By The Ven. David Gunn-Johnson

Not surprisingly, as I began pondering what to share with you, my thoughts turned to theatre and its place in our lives; first in the broadest sense and then, much closer to home, with the current production in the Cathedral of Twelfth Night.

I have been cast as Sir Andrew Aguecheek, a foppish fool who is being conned out of his money by the carousing, drunken, Sir Toby Belch. The Director assures me that this is not a case of typecasting! As ever, with Shakespeare, the foolish and funny is held in fine balance with the romantic and the deeply serious. That thought stirred the memory of a conversation between a bishop and an actor-manager of an earlier age. The two were great friends and it was after a performance that the two of them were in the actor’s dressing room taking a little sherry prior to a late supper. The bishop lamented,

“Why is it that when I proclaim the profoundest of truths people are scarcely moved but when you proclaim complete fiction, they are enthralled.”

The reply:

“When I proclaim fiction I, for that moment, make it sound to be the truth.

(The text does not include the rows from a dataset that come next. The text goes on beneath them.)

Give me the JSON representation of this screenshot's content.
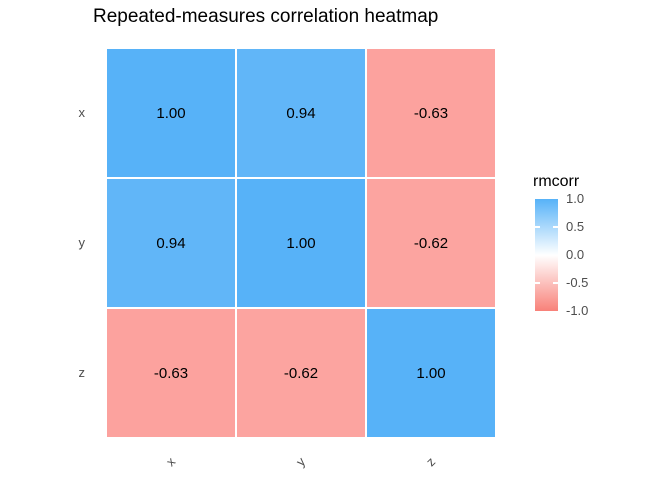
{
  "title": "Repeated-measures correlation heatmap",
  "axis": {
    "row_labels": [
      "x",
      "y",
      "z"
    ],
    "col_labels": [
      "x",
      "y",
      "z"
    ]
  },
  "cells": [
    [
      {
        "label": "1.00",
        "color": "#57B2F8"
      },
      {
        "label": "0.94",
        "color": "#61B6F8"
      },
      {
        "label": "-0.63",
        "color": "#FCA29E"
      }
    ],
    [
      {
        "label": "0.94",
        "color": "#61B6F8"
      },
      {
        "label": "1.00",
        "color": "#57B2F8"
      },
      {
        "label": "-0.62",
        "color": "#FCA4A0"
      }
    ],
    [
      {
        "label": "-0.63",
        "color": "#FCA29E"
      },
      {
        "label": "-0.62",
        "color": "#FCA4A0"
      },
      {
        "label": "1.00",
        "color": "#57B2F8"
      }
    ]
  ],
  "legend": {
    "title": "rmcorr",
    "tick_labels": [
      "1.0",
      "0.5",
      "0.0",
      "-0.5",
      "-1.0"
    ],
    "gradient_top": "#57B2F8",
    "gradient_mid": "#FFFFFF",
    "gradient_bottom": "#F88179"
  },
  "colors": {
    "background": "#FFFFFF",
    "axis_text": "#4D4D4D",
    "cell_text": "#000000",
    "title_text": "#000000"
  },
  "chart_data": {
    "type": "heatmap",
    "title": "Repeated-measures correlation heatmap",
    "x_categories": [
      "x",
      "y",
      "z"
    ],
    "y_categories": [
      "x",
      "y",
      "z"
    ],
    "values": [
      [
        1.0,
        0.94,
        -0.63
      ],
      [
        0.94,
        1.0,
        -0.62
      ],
      [
        -0.63,
        -0.62,
        1.0
      ]
    ],
    "cell_label_format": "two_decimals",
    "legend_title": "rmcorr",
    "legend_ticks": [
      1.0,
      0.5,
      0.0,
      -0.5,
      -1.0
    ],
    "color_limits": [
      -1,
      1
    ],
    "colorscale": {
      "low": "#F8766D",
      "mid": "#FFFFFF",
      "high": "#56B1F7"
    },
    "legend_position": "right",
    "grid": false,
    "x_tick_angle_deg": 45
  }
}
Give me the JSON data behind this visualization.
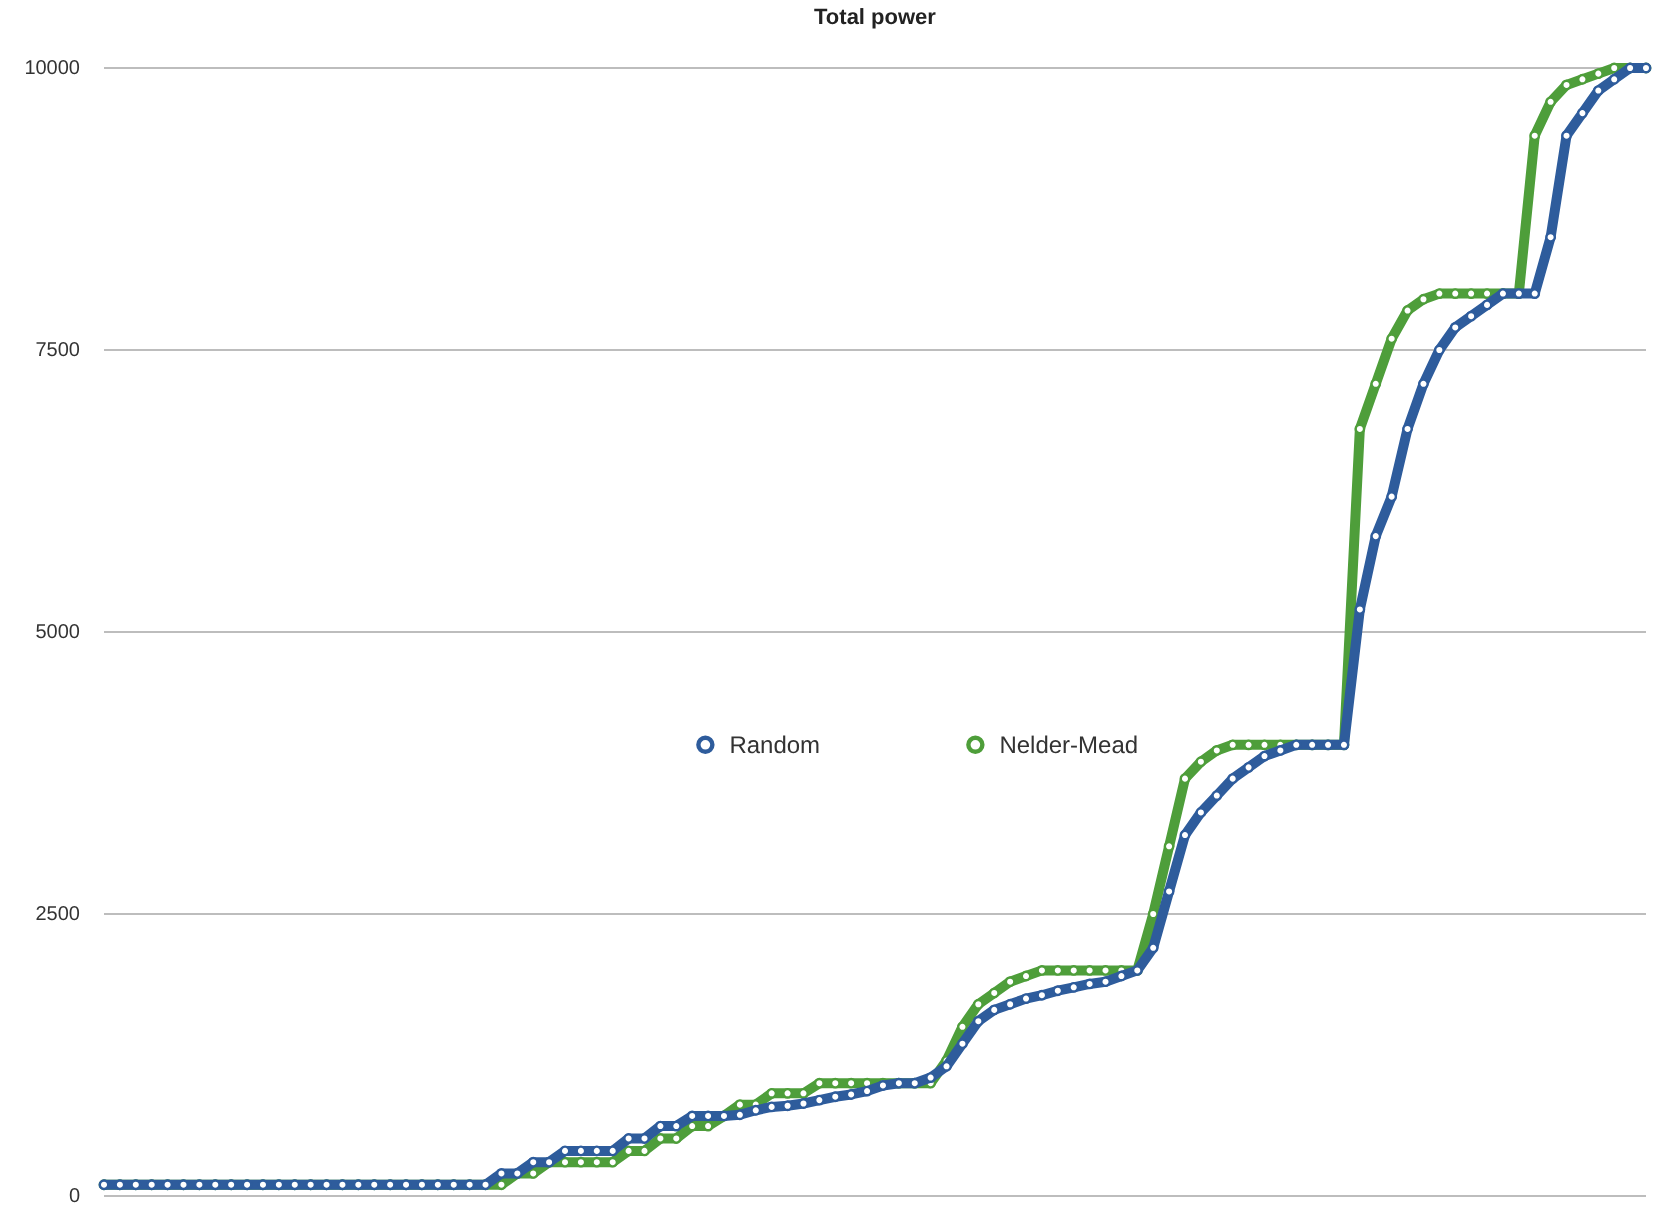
{
  "chart_data": {
    "type": "line",
    "title": "Total power",
    "categories": [
      null,
      null,
      null,
      null,
      null,
      null,
      null,
      null,
      null,
      null,
      null,
      null,
      null,
      null,
      null,
      null,
      null,
      null,
      null,
      null,
      null,
      null,
      null,
      null,
      null,
      null,
      null,
      null,
      null,
      null,
      null,
      null,
      null,
      null,
      null,
      null,
      null,
      null,
      null,
      null,
      null,
      null,
      null,
      null,
      null,
      null,
      null,
      null,
      null,
      null,
      null,
      null,
      null,
      null,
      null,
      null,
      null,
      null,
      null,
      null,
      null,
      null,
      null,
      null,
      null,
      null,
      null,
      null,
      null,
      null,
      null,
      null,
      null,
      null,
      null,
      null,
      null,
      null,
      null,
      null,
      null,
      null,
      null,
      null,
      null,
      null,
      null,
      null,
      null,
      null,
      null,
      null,
      null,
      null,
      null,
      null,
      null,
      null
    ],
    "series": [
      {
        "name": "Random",
        "color": "#2e5c9c",
        "values": [
          100,
          100,
          100,
          100,
          100,
          100,
          100,
          100,
          100,
          100,
          100,
          100,
          100,
          100,
          100,
          100,
          100,
          100,
          100,
          100,
          100,
          100,
          100,
          100,
          100,
          200,
          200,
          300,
          300,
          400,
          400,
          400,
          400,
          510,
          510,
          620,
          620,
          710,
          710,
          710,
          720,
          760,
          790,
          800,
          820,
          850,
          880,
          900,
          930,
          980,
          1000,
          1000,
          1050,
          1150,
          1350,
          1550,
          1650,
          1700,
          1750,
          1780,
          1820,
          1850,
          1880,
          1900,
          1950,
          2000,
          2200,
          2700,
          3200,
          3400,
          3550,
          3700,
          3800,
          3900,
          3950,
          4000,
          4000,
          4000,
          4000,
          5200,
          5850,
          6200,
          6800,
          7200,
          7500,
          7700,
          7800,
          7900,
          8000,
          8000,
          8000,
          8500,
          9400,
          9600,
          9800,
          9900,
          10000,
          10000
        ]
      },
      {
        "name": "Nelder-Mead",
        "color": "#4e9e3a",
        "values": [
          100,
          100,
          100,
          100,
          100,
          100,
          100,
          100,
          100,
          100,
          100,
          100,
          100,
          100,
          100,
          100,
          100,
          100,
          100,
          100,
          100,
          100,
          100,
          100,
          100,
          100,
          200,
          200,
          300,
          300,
          300,
          300,
          300,
          400,
          400,
          510,
          510,
          620,
          620,
          710,
          810,
          810,
          910,
          910,
          910,
          1000,
          1000,
          1000,
          1000,
          1000,
          1000,
          1000,
          1000,
          1200,
          1500,
          1700,
          1800,
          1900,
          1950,
          2000,
          2000,
          2000,
          2000,
          2000,
          2000,
          2000,
          2500,
          3100,
          3700,
          3850,
          3950,
          4000,
          4000,
          4000,
          4000,
          4000,
          4000,
          4000,
          4000,
          6800,
          7200,
          7600,
          7850,
          7950,
          8000,
          8000,
          8000,
          8000,
          8000,
          8000,
          9400,
          9700,
          9850,
          9900,
          9950,
          10000,
          10000,
          10000
        ]
      }
    ],
    "ylim": [
      0,
      10000
    ],
    "yticks": [
      0,
      2500,
      5000,
      7500,
      10000
    ],
    "grid": "y",
    "legend": "center",
    "marker": "circle",
    "line_style": "solid",
    "tick_labels": "y"
  }
}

When you proclaim truth, you make it sound like fiction”

Oh dear. On behalf of every preacher who has ever had the same experience, Ouch!

However, the challenge this poses is not just for bishops and preachers.

When people go to the theatre what is required of them is a suspension of disbelief. For the duration of the performance, they must allow it, at some level, to become a reality; transient, but in a sense, real.

When people go to church, (and, in spite of what you might read and hear, lots still do) or listen to sermons, what is required of them? What happens, for some people, is exactly what happens in the theatre, a suspension of disbelief. The dodgy or difficult bits of the bible readings or the sermon, at times are let go in favour of a focus on the general drift of the experience. In just the same way a theatre audience will ignore or forget a lighting glitch or a forgotten line. The inconvenient disjunctures in the Gospel story, which, in theatrical terms, might be called “holes in the plot”, might be allowed to pass without disturbing the serenity of the Sunday experience.

For the suspension of disbelief to turn into faith (not necessarily belief to start with but that’s another article), it is necessary to acknowledge all the doubts, the unanswered questions, the bits that don’t make sense. Then, in spite of all that, to allow the question, “If in the heart of all this there is truth, if there is a reality in what is being proclaimed here, then how can it touch me and make me complete?”

And that is a question for those who are wondering whether to give church a try and for those of us who have been going for ever.